ハジコスタスはこの施策について、「競技層と初心者の間のギャップを埋めることが目的」と説明。「ハイエンドゲームプレイを維持しつつ、スキルの底上げを図りたい。誰かが上達方法を尋ねた時に『アドオンをダウンロードしろ』と言わなくても済むようにしたい」と語った。
アドオン問題への対応
この機能は、Hekiliなどのサードパーティ製ツールへの依存度が高まっている現状に対する直接的な解決策だ。「アドオンは我々のデザイン哲学に想定以上に影響を与えてきた」とハジコスタスは認め、一部のレイド攻略には事実上WeakAurasが必要だったことを明言した。
自動化と技術のバランス
自動モードは意図的に手動操作より性能を落としているが、戦闘最適化に重点を置かないプレイヤーにとってのアクセシビリティ確保に貢献する。ハジコスタスは「複雑なローテーション習得を好まないプレイヤーもいる」と強調し、「挑戦を求める層にはそれを維持しつつ、異なるプレイスタイルを尊重したい」とドラゴンフライトの哲学に沿った設計だと説明した。

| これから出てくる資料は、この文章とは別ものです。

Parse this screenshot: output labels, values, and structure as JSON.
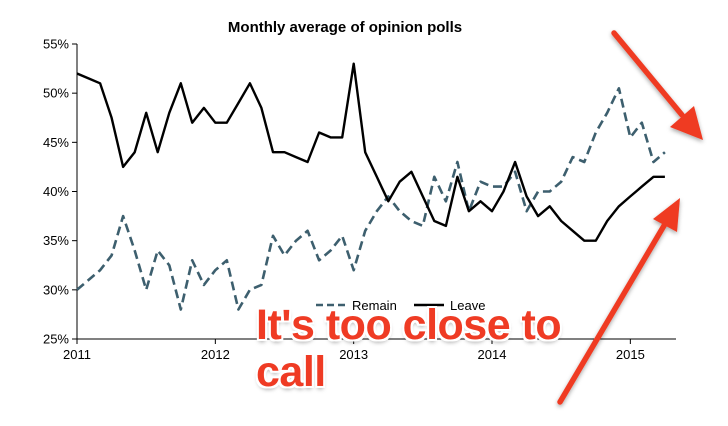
{
  "chart_data": {
    "type": "line",
    "title": "Monthly average of opinion polls",
    "xlabel": "",
    "ylabel": "",
    "x_ticks": [
      "2011",
      "2012",
      "2013",
      "2014",
      "2015"
    ],
    "y_ticks": [
      "25%",
      "30%",
      "35%",
      "40%",
      "45%",
      "50%",
      "55%"
    ],
    "ylim": [
      25,
      55
    ],
    "xlim": [
      2011.0,
      2015.33
    ],
    "grid": false,
    "legend_position": "bottom-center",
    "series": [
      {
        "name": "Remain",
        "style": "dashed",
        "color": "#3d5f6e",
        "x": [
          2011.0,
          2011.083,
          2011.167,
          2011.25,
          2011.333,
          2011.417,
          2011.5,
          2011.583,
          2011.667,
          2011.75,
          2011.833,
          2011.917,
          2012.0,
          2012.083,
          2012.167,
          2012.25,
          2012.333,
          2012.417,
          2012.5,
          2012.583,
          2012.667,
          2012.75,
          2012.833,
          2012.917,
          2013.0,
          2013.083,
          2013.167,
          2013.25,
          2013.333,
          2013.417,
          2013.5,
          2013.583,
          2013.667,
          2013.75,
          2013.833,
          2013.917,
          2014.0,
          2014.083,
          2014.167,
          2014.25,
          2014.333,
          2014.417,
          2014.5,
          2014.583,
          2014.667,
          2014.75,
          2014.833,
          2014.917,
          2015.0,
          2015.083,
          2015.167,
          2015.25
        ],
        "y": [
          30.0,
          31.0,
          32.0,
          33.5,
          37.5,
          34.0,
          30.0,
          34.0,
          32.5,
          28.0,
          33.0,
          30.5,
          32.0,
          33.0,
          28.0,
          30.0,
          30.5,
          35.5,
          33.5,
          35.0,
          36.0,
          33.0,
          34.0,
          35.5,
          32.0,
          36.0,
          38.0,
          39.5,
          38.0,
          37.0,
          36.5,
          41.5,
          39.0,
          43.0,
          38.0,
          41.0,
          40.5,
          40.5,
          42.0,
          38.0,
          40.0,
          40.0,
          41.0,
          43.5,
          43.0,
          46.0,
          48.0,
          50.5,
          45.5,
          47.0,
          43.0,
          44.0
        ]
      },
      {
        "name": "Leave",
        "style": "solid",
        "color": "#000000",
        "x": [
          2011.0,
          2011.083,
          2011.167,
          2011.25,
          2011.333,
          2011.417,
          2011.5,
          2011.583,
          2011.667,
          2011.75,
          2011.833,
          2011.917,
          2012.0,
          2012.083,
          2012.167,
          2012.25,
          2012.333,
          2012.417,
          2012.5,
          2012.583,
          2012.667,
          2012.75,
          2012.833,
          2012.917,
          2013.0,
          2013.083,
          2013.167,
          2013.25,
          2013.333,
          2013.417,
          2013.5,
          2013.583,
          2013.667,
          2013.75,
          2013.833,
          2013.917,
          2014.0,
          2014.083,
          2014.167,
          2014.25,
          2014.333,
          2014.417,
          2014.5,
          2014.583,
          2014.667,
          2014.75,
          2014.833,
          2014.917,
          2015.0,
          2015.083,
          2015.167,
          2015.25
        ],
        "y": [
          52.0,
          51.5,
          51.0,
          47.5,
          42.5,
          44.0,
          48.0,
          44.0,
          48.0,
          51.0,
          47.0,
          48.5,
          47.0,
          47.0,
          49.0,
          51.0,
          48.5,
          44.0,
          44.0,
          43.5,
          43.0,
          46.0,
          45.5,
          45.5,
          53.0,
          44.0,
          41.5,
          39.0,
          41.0,
          42.0,
          39.5,
          37.0,
          36.5,
          41.5,
          38.0,
          39.0,
          38.0,
          40.0,
          43.0,
          39.5,
          37.5,
          38.5,
          37.0,
          36.0,
          35.0,
          35.0,
          37.0,
          38.5,
          39.5,
          40.5,
          41.5,
          41.5
        ]
      }
    ]
  },
  "annotation": {
    "line1": "It's too close to",
    "line2": "call",
    "color": "#ef3b24"
  }
}
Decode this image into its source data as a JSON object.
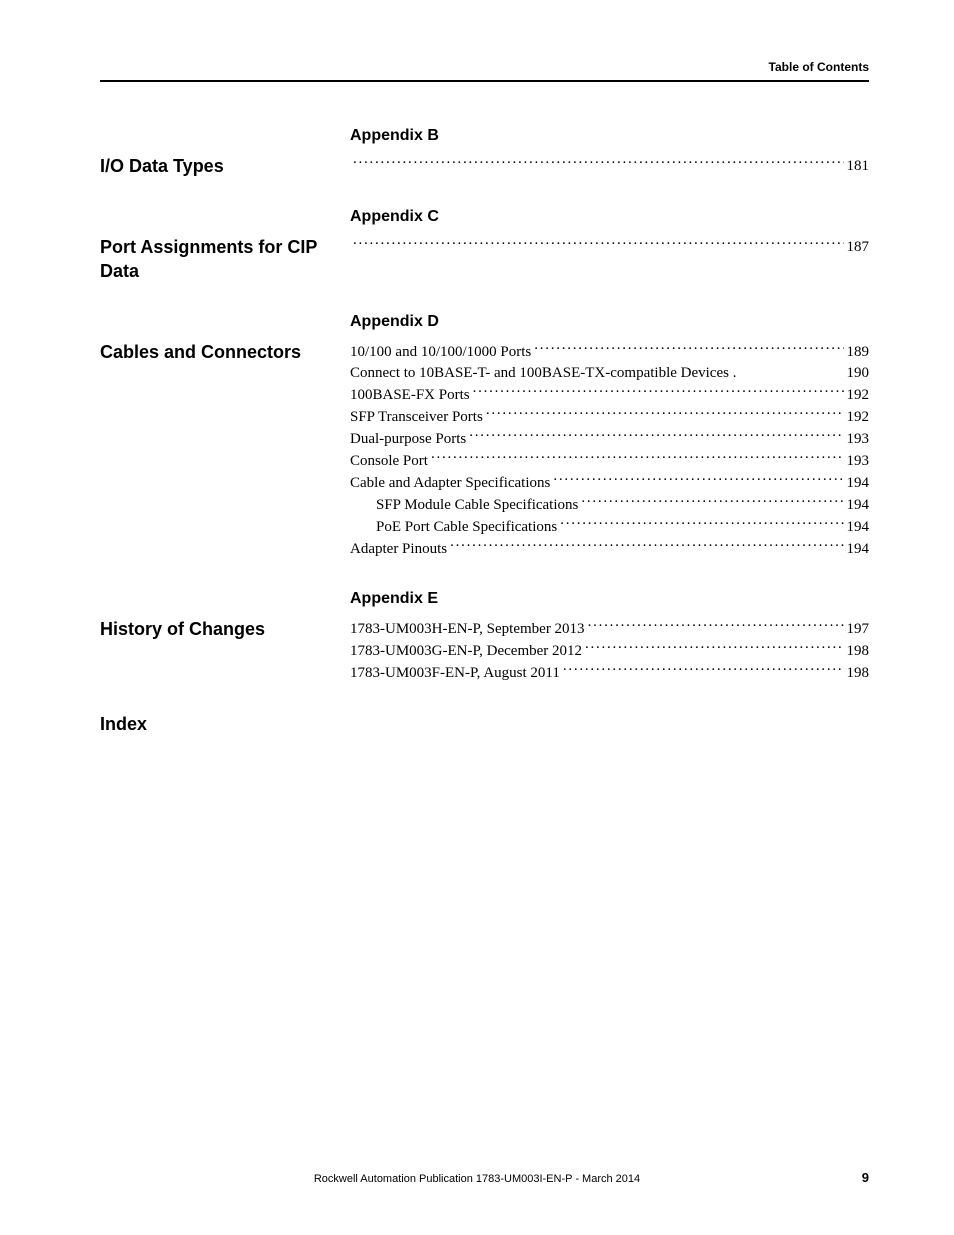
{
  "header": {
    "right_text": "Table of Contents"
  },
  "sections": {
    "appendix_b": {
      "heading": "Appendix B",
      "left_title": "I/O Data Types",
      "entry_page": "181"
    },
    "appendix_c": {
      "heading": "Appendix C",
      "left_title": "Port Assignments for CIP Data",
      "entry_page": "187"
    },
    "appendix_d": {
      "heading": "Appendix D",
      "left_title": "Cables and Connectors",
      "entries": [
        {
          "label": "10/100 and 10/100/1000 Ports",
          "page": "189",
          "indent": 0
        },
        {
          "label": "Connect to 10BASE-T- and 100BASE-TX-compatible Devices .",
          "page": "190",
          "indent": 1,
          "nodots": true
        },
        {
          "label": "100BASE-FX Ports",
          "page": "192",
          "indent": 0
        },
        {
          "label": "SFP Transceiver Ports",
          "page": "192",
          "indent": 0
        },
        {
          "label": "Dual-purpose Ports",
          "page": "193",
          "indent": 0
        },
        {
          "label": "Console Port",
          "page": "193",
          "indent": 0
        },
        {
          "label": "Cable and Adapter Specifications",
          "page": "194",
          "indent": 0
        },
        {
          "label": "SFP Module Cable Specifications",
          "page": "194",
          "indent": 1
        },
        {
          "label": "PoE Port Cable Specifications",
          "page": "194",
          "indent": 1
        },
        {
          "label": "Adapter Pinouts",
          "page": "194",
          "indent": 0
        }
      ]
    },
    "appendix_e": {
      "heading": "Appendix E",
      "left_title": "History of Changes",
      "entries": [
        {
          "label": "1783-UM003H-EN-P, September 2013",
          "page": "197",
          "indent": 0
        },
        {
          "label": "1783-UM003G-EN-P, December 2012",
          "page": "198",
          "indent": 0
        },
        {
          "label": "1783-UM003F-EN-P, August 2011",
          "page": "198",
          "indent": 0
        }
      ]
    },
    "index": {
      "left_title": "Index"
    }
  },
  "footer": {
    "text": "Rockwell Automation Publication 1783-UM003I-EN-P - March 2014",
    "page_num": "9"
  }
}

このシステムはタレント選択や戦況(単体目標対範囲攻撃)に知的に適応するが、ハジコスタスは「エリートプレイヤーの繊細な最適化には及ばない」と認めた。「これは確固たる基準線を築くためのもので、高レベルプレイを置き換えるものではない」と彼は明確にした。
アドオンと遭遇戦デザインの未来
ローテーションアシストはWoWのUI哲学におけるより広範な変化の先駆けだ。ブリザードは、特定の戦闘自動化機能を制限する前に、コアアドオン機能を段階的にネイティブ実装する予定だ。ただしハジコスタスは、制限対象は競技優位性に絞られ、カスタマイズやアクセシビリティツールは保護されると強調した。
「アドオン作者を締め出そうというわけではないが、サードパーティツールが遭遇戦デザインを歪めてきた事実は無視できない」とハジコスタスは述べ、アドオン自動化を回避するため現代レイドが「渦巻く地面効果」に過度に依存している現状を指摘。「長期的にはレイドメカニックの多様性を取り戻したい」と語った。
11.1.7アップデートはこの数年がかりの取り組みの始まりに過ぎず、ネイティブのダメージメーターやボスモッド機能も順次実装される見込み。WoWが20周年を迎える中、これらの変更は同作発売以来最も重要なUI哲学の再考を示している。